Arrow-right Camera
The Spokesman-Review Newspaper
Spokane, Washington  Est. May 19, 1883

House group OKs estate tax rewrite

OLYMPIA – With less than two weeks left in the special session and Gov. Jay Inslee urging them to “pick up the pace,” legislators showed some slight progress but faced what could be a major complication.

After one of the few substantive hearings since the special session began May 13, the House Finance Committee approved a rewrite of the state’s estate tax, hoping to fix a hole left by a 2012 Supreme Court ruling.

Inslee congratulated legislators on moving one element of the 2013-15 operating budget but warned time was running out.

Shortly after the committee hearing adjourned, senators were stunned by the call for a moment of silence for Sen. Mike Carrell, R-Lakewood, who had died less than two hours earlier. The death of the silver-haired former teacher leaves the Senate evenly split, with 24 members in a coalition of all the Republicans and two disaffected Democrats and the remaining 24 Democrats in the other caucus.

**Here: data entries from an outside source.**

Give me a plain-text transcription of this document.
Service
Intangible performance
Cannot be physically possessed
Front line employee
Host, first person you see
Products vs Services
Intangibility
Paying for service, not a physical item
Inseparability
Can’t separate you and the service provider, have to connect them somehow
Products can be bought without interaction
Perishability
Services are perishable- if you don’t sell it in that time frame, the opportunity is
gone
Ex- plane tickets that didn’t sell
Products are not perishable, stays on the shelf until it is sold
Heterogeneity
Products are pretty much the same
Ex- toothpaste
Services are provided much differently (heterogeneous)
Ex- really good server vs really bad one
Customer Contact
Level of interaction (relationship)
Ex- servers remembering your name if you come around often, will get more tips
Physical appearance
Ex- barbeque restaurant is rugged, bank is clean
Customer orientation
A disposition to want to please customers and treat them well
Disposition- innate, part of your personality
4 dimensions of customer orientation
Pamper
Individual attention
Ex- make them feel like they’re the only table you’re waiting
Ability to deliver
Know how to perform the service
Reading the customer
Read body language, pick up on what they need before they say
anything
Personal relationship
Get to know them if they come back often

The estate tax legislation is designed to fix what supporters say is a loophole created by last year’s court ruling that mainly affects trusts set up by married couples with high incomes. When one spouse dies, the assets are transferred to the other without a state estate tax liability; the tax isn’t paid until the second spouse dies. The court ruling said the law doesn’t apply to cases in which one spouse died before it passed in 2005 and the second after it went into effect.

Rep. Timm Ormsby, D-Spokane, said the bill would provide equity between married couples and single people through a system that has been passed by the Legislature and voters who approved a referendum on it. The law requires the money collected from the estate tax to be spent on education.

Lawyers who testified on the bill disagreed whether it was written in a way that can apply the tax retroactively. Unions and progressive groups supported the bill. Business groups and anti-tax activists opposed the bill. But a bigger complication than any competing set of legislative proposals surfaced at noon Wednesday when Sen. Joe Fain, R-Auburn, broke the routine of the Senate’s pro forma session to request a moment of silence for Carrell, who had died about 90 minutes earlier in a Seattle hospital.

Carrell, 69, a 19-year veteran of the Legislature, was a champion of legislation to help at-risk youth, fight sex trafficking, help current and former members of the armed services, and support law enforcement. The retired math and science teacher was diagnosed with a blood disease earlier this year and underwent stem-cell transplants and chemotherapy. He was gone for the closing weeks of the regular session while in treatment, but he did keep up with legislation through regular phone conversations with other members.

Sen. Mark Schoesler of Ritzville, the Senate Republican leader, said Carrell died peacefully in his sleep at University of Washington hospital with his wife, Charlotte, nearby, succumbing to complications from the treatment.